Forecasting your Startup

When we are meeting with entrepreneurs, we often see a wide variety of proformas and projections.  Sometimes entrepreneurs spend too much time on building out a complex model and in other situations, the projections look like they were thrown together in 15 minutes.  We believe the appropriate approach is somewhere in the middle.

What do we like to see?  A proforma that is built out one to three years.  If you are an early staged company, especially pre-revenue, it is nearly impossible to project out to year 4 and year 5.  Just prove that the model works, the market is big enough to scale, and it is rational. With a startup, revenues are hard to forecast and expenses such as sales or development usually vary based on the changes in the revenue.

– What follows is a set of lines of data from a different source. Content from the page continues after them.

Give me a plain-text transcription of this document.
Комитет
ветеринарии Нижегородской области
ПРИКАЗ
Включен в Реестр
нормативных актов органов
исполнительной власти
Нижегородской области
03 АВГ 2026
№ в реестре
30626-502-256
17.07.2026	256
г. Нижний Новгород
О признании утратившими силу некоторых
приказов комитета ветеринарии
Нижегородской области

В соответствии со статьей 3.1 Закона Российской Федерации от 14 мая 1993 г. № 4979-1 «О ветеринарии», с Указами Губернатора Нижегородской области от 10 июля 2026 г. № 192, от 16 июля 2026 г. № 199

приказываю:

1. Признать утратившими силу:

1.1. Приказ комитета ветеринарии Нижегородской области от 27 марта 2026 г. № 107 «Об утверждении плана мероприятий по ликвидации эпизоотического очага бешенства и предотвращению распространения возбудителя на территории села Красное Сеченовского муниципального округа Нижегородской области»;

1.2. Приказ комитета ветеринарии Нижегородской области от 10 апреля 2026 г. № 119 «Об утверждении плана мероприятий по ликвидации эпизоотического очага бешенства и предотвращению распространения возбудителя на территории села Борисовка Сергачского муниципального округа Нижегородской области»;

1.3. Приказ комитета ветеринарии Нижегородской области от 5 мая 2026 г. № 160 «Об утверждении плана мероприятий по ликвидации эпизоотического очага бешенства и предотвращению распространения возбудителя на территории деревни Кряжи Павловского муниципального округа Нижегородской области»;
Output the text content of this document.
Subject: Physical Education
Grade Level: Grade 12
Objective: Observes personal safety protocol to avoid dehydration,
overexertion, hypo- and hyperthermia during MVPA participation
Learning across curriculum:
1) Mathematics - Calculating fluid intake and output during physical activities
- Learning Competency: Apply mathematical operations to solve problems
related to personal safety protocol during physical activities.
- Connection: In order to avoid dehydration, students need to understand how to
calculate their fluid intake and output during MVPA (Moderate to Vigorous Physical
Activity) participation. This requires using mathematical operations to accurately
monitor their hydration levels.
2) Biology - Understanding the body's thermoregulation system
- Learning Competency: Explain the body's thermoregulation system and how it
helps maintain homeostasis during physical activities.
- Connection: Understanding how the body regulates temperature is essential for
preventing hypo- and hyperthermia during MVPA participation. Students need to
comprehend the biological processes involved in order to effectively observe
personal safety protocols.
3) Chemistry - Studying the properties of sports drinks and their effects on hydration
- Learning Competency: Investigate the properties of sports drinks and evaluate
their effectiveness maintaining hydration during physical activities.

A common mistake –  Sometimes people back into the numbers that investors want to see.  This is a problem because it takes focus away from where you need to be in 30 days, 60 days, or six months.  Let your customer acquisition formula and marketing channels drive the top line.  Make sure it is reasonable and you account for acquisition as well as retention and churn.

The Burn Rate - As an investor, we want to see that you are responsibly spending the cash that we have invested in you and your team.  If we see that only 3% of sales projections are being spent on marketing and 10% are being spent on food or other side benefits, we have a problem.  Understand your cash position and where your balance will be at each month.  Then, you will know your burn rate and when/if you need to raise additional capital.

Make it Dynamic – You always provide the most likely case to your investors and advisors, but always have the worst case and best case scenarios ready.  It helps us get through it quicker.  Allow your projections to be changed by simply changing drivers such as the sales price, conversions, or general growth rates.

Your proforma will never be exactly the same as what actually happens.  It should be used as a baseline so that you have a mark to shoot for each month.  Do not make unrealistic projections but never be comfortable with your projections.  If you are easily hitting projections each month, it is time to bump them up.

Forecasting is an art not a science.  Make it logical and reasonable, but be confident that the projections are attainable.